Ti360, is deposited with Precision Coatings’ ion beam assisted deposition technique, which combines concurrent ion beam bombardment with a low temperature PVD process in a high vacuum environment. In contrast to plasma spray techniques, this process reportedly obtains a much more robust bond and favorable surface geometry. Since PEEK’s hydrophobic nature leads to poor bone tissue attachment compared to titanium-based devices, Ti360 is ideal for orthopedic and spinal devices, particularly interbody cages.

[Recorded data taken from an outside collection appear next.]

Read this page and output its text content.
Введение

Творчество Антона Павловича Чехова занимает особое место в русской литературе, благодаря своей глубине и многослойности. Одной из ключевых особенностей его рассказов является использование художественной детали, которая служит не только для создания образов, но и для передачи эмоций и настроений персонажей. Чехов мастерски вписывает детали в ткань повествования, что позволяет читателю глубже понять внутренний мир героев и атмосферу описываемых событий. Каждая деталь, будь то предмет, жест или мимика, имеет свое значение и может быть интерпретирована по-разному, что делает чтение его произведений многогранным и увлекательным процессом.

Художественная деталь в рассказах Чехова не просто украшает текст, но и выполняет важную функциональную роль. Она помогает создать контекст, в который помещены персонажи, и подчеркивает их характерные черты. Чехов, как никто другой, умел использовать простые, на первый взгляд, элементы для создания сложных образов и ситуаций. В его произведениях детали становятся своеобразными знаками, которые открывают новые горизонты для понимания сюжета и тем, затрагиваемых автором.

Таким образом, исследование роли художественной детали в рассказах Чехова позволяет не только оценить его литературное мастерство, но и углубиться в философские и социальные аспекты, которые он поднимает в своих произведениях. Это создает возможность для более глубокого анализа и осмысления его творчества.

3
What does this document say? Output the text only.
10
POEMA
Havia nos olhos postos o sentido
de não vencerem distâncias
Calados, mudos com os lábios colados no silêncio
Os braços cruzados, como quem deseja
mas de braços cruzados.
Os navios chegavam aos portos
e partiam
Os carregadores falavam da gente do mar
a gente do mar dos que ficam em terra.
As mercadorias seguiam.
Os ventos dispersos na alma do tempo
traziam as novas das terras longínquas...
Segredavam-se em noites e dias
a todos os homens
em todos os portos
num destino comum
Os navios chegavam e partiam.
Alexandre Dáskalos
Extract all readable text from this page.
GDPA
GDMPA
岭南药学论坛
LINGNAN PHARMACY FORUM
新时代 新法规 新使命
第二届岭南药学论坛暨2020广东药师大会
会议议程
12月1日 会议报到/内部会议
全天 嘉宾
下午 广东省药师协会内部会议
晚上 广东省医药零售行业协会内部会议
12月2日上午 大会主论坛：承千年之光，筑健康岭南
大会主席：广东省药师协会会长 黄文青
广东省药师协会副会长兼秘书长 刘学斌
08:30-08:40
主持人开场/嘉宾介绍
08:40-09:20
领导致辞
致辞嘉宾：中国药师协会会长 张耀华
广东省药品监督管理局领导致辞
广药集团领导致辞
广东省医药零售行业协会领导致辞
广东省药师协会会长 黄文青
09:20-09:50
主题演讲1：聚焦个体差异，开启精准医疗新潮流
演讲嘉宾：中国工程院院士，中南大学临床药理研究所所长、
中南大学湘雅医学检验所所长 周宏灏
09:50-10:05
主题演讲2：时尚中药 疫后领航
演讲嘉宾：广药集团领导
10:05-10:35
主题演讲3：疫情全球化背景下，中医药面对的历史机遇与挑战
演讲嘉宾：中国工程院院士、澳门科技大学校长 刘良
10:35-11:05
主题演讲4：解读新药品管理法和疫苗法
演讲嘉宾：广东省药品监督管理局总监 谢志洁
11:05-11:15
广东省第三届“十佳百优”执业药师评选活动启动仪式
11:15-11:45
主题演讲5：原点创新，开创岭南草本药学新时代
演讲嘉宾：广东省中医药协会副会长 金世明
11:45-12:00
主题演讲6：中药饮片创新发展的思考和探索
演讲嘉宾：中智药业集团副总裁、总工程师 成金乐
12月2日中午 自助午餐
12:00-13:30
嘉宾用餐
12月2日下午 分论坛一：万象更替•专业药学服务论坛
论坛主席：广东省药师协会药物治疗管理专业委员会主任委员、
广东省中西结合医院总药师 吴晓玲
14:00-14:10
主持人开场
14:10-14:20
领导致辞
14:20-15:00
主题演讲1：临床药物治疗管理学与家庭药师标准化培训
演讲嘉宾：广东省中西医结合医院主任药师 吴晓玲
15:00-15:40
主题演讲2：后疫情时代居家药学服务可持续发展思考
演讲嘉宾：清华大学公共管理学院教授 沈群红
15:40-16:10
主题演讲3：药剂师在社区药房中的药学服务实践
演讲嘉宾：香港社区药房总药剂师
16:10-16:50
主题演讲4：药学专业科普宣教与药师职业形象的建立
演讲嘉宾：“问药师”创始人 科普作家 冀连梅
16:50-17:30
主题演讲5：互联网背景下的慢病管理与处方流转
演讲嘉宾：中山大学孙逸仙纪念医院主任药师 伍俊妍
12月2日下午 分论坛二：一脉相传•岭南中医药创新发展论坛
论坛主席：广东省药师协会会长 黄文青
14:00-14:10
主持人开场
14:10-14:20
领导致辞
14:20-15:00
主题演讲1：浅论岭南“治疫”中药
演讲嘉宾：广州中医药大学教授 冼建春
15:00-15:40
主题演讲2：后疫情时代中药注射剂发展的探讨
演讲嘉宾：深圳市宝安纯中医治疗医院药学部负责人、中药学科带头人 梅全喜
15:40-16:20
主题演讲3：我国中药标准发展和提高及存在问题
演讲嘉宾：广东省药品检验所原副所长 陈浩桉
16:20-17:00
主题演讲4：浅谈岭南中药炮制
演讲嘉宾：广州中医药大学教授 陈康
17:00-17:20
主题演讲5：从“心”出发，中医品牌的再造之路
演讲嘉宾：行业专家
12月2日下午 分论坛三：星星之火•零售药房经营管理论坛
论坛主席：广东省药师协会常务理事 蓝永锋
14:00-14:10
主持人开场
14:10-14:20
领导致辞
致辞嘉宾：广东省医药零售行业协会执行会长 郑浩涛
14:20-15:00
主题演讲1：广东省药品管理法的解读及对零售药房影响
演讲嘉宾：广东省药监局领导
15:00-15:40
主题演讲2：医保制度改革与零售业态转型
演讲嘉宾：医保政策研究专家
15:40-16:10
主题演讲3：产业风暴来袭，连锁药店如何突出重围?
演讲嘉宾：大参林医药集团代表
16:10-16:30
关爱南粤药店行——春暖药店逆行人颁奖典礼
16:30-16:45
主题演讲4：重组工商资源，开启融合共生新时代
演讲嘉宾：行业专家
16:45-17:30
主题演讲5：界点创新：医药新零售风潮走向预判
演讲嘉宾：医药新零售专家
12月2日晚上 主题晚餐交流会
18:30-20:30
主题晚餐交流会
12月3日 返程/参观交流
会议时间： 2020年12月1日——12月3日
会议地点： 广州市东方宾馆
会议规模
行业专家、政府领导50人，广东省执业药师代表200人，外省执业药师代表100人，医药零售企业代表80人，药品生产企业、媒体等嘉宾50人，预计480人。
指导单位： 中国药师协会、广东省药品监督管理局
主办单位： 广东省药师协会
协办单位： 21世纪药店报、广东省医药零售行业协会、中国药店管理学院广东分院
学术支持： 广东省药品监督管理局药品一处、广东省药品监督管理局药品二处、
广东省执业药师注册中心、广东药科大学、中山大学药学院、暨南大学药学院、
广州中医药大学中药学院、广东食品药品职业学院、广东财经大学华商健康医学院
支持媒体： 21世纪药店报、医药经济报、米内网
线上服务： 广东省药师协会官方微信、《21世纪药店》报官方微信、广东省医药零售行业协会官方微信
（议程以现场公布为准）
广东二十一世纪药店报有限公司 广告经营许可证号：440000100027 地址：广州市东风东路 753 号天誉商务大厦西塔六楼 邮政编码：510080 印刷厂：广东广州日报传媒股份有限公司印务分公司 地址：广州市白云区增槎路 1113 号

“Many requests we receive require surface technology solutions to improve osseointegration on complex geometries that require limited impact to critical features,” noted Michael Gianfrancesco, the company’s vice president of engineering and technology. “At Precision Coating we are able to utilize our Ti360 to…improve osteointegration with little to no impact on critical features. Precision Coating also utilizes our NanoLaze technology to create custom surface textures to improve osseointegration. NanoLaze is a high-speed laser technology that can be programmed to create custom geometries on flat and contoured surfaces.”

“Customers are always looking for a surface technology to assist directly with osseointegration,” agreed Eric Manojlović, orthopedic sales manager, “which is why our ion beam-assisted deposition solution Ti360 is so critical in the orthopedic space.”